Quello che potrebbe servire è un bel controllo dell'impianto di terra, continuità, morsetti, coordinamento di TUTTE le utenze con protezioni differenziali; lo può fare ogni 2 anni un buon elettricista anche se non è un soggetto organismo notificato secondo DPR 462/2001.

 

NaCaSa

Si continua a fare una grande confusione sulla funzione dell’impianto di terra .

L’impianto di terra altro non è che un circuito elettrico deputato a fare intervenire le protezioni in caso di pericolo di folgorazione nel rispetto della la curva di sicurezza.

 

Ma se le protezioni non intervengono per vari motivi, esso impianto di terra diventa un vero e proprio circuito elettrico con i fili scoperti( che sono, i fili scoperti, le varie masse e le carcasse metalliche degli elettrodomestici) e quindi liberamente accessibili a chiunque e come tali di assoluta ed estrema pericolosità di folgorazione.

In altre parole se non vi è il corretto funzionamento delle protezioni l’impianto di terra anziché essere un ausilio alla protezione diventa in assoluto il principale e maggiore pericolo di folgorazione a prescindere dal suo valore ohmico ( resistenza di terra) perché non coordinabile nei sistemi T.T..

 

Nonostante nei miei vari interventi in altri forum attinenti l’impianto di terra ed al suo funzionamento, abbia sempre evidenziato da un lato la sua validità e dall’altro la sua pericolosità in particolari circostanze, continuo a leggere pensieri di soggetti che, da come si esprimono tecnicamente, dimostrano di non avere assolutamente chiarezza in ordine al funzionamento dell’impianto di terra e di come si misuri il suo valore TOTALE, che è QUELLO NECESSARIO per il coordinamento con le protezioni.

 

La verifica dell’impianto di terra, ai fini della sicurezza contro i contatti indiretti( folgorazione), non serve assolutamente a nulla nei sistemi TT. quali sono i condomini e non certamente perché a due metri sopra al pozzetto si potrebbe avere una interruzione del conduttore di terra.

 

NON SERVE A NULLA perché facendo la misurazione sullo spandente del condominio o sul nodo di terra del condominio non si rileva(misura) il valore totale dell’impianto di terra quale è quello compreso nel circuito di guasto che si richiude dall’utenza condominiale sul centro stella del trasformatore della cabina dell’ENEL che alimenta il condominio, ma si misura solo la resistenza AI PIEDI DEL CONDOMINIO

Con tale misura, peraltro non fattibile diversamente, ne manca dunque una parte, e consistente, della resistenza complessiva dell’impianto di terra, che è la resistenza di terra della cabina ENEL; e dunque MAI SI PUÒ PENSARE DI FARE IL COORDINAMENTO con le protezioni poste a monte del circuito, perché si coordinerebbero con un valore ohmico diverso dal reale e comunque sempre ed assolutamente in difetto rispetto al necessario per l’intervento della protezione che si vuole coordinare.

 

Ovvero si va a coordinare l’interruttore con una resistenza più bassa rispetto alla reale e quando questi deve intervenire non interviene perché la reale maggiore resistenza di terra presente sul circuito di guasto limita il valore della corrente di corto circuito ad un valore più basso rispetto a quello necessario a fare intervenire( scattare) l’interruttore.

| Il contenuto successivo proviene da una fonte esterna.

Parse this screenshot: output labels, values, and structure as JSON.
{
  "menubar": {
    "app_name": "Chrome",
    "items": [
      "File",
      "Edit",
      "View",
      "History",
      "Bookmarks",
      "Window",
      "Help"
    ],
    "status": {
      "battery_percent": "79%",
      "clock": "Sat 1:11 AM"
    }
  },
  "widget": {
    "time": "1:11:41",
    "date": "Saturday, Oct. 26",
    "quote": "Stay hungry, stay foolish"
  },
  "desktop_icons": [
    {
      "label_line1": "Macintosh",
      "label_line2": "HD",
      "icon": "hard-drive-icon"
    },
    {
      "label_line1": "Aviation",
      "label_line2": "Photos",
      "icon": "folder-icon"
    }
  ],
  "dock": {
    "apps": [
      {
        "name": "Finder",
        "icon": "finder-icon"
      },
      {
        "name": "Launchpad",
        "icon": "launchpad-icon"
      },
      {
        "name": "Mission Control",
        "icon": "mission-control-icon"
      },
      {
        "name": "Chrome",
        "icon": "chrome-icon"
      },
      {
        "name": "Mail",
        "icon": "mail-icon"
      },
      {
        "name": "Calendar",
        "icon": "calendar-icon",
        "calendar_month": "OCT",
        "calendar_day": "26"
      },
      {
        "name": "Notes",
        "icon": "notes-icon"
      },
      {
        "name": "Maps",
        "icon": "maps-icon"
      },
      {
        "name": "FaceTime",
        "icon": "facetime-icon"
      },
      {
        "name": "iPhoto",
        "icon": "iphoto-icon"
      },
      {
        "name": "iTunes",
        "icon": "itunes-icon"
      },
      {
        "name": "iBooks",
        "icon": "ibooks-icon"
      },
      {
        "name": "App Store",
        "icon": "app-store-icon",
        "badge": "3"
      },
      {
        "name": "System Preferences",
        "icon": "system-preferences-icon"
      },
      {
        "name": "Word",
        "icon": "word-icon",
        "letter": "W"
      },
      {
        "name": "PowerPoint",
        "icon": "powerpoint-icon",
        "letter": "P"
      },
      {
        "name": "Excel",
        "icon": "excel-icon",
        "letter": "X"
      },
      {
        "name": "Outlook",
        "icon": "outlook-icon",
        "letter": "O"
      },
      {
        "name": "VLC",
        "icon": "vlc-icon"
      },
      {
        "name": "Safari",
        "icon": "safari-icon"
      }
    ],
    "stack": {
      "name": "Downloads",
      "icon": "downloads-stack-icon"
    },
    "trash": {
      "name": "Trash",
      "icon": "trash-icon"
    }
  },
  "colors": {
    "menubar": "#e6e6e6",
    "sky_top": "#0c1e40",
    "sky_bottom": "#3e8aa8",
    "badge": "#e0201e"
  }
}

Ragione per cui questa misura che ogni tanto vedo reclamata dai vari amministratori, non porta da nessuna parte, è assolutamente inutile ed è uno spreco di denaro in quanto non foriera di alcuna sicurezza contro i contatti indiretti( leggi folgorazioni).

Sicurezza che ha un valore tassativo: o l’interruttore interviene a quel valore e salva la persona o non interviene a quel valore e la persona muore.

 

E assolutamente inutile, ai fini della sicurezza contro le tensioni di contatto, è anche il controllo dell’impianto di terra condominiale nella sua continuità e nei suoi morsetti, in quanto tutto questo è assolutamente non sufficiente e non valido per coordinare l’intervento delle protezioni secondo la curva di sicurezza per quanto sopra detto.

 

Tengo poi a sottolineare ed a ripetere che un interruttore differenziale ad alta sensibilità non interviene grazie all’impianto di terra, ma interviene solo quando all’interno del suo toroide transita una corrente differenziale sufficiente a farlo scattare.

 

E se la corrente necessaria a farlo scattare è di 30 miliampere( differenziale ad alta sensibilità) TERRA o NON TERRA, l’interruttore INTERVIENE SOLO QUANDO È ATTRAVERSATO DA DETTA CORRENTE.

 

E nei condomini, dove vige il sistema T.T., l’unico in grado di salvare le persone dalla folgorazione è il differenziale ad alta sensibilità che da solo( e senza l’ausilio dell’impianto di terra) svolge questa nobile funzione.

 

L’unico vantaggio ad avere l’impianto di terra è che se per caso un elettrodomestico va a terra l'interruttore apre automaticamente il circuito( scatta automaticamente), perché il guasto si richiude sull'impianto di terra, E NON ABBISOGNA DUNQUE DEL CONCORSO DELLA PERSONA per chiudere il circuito di guasto; persona che , comunque, sarebbe salvata dal differenziale.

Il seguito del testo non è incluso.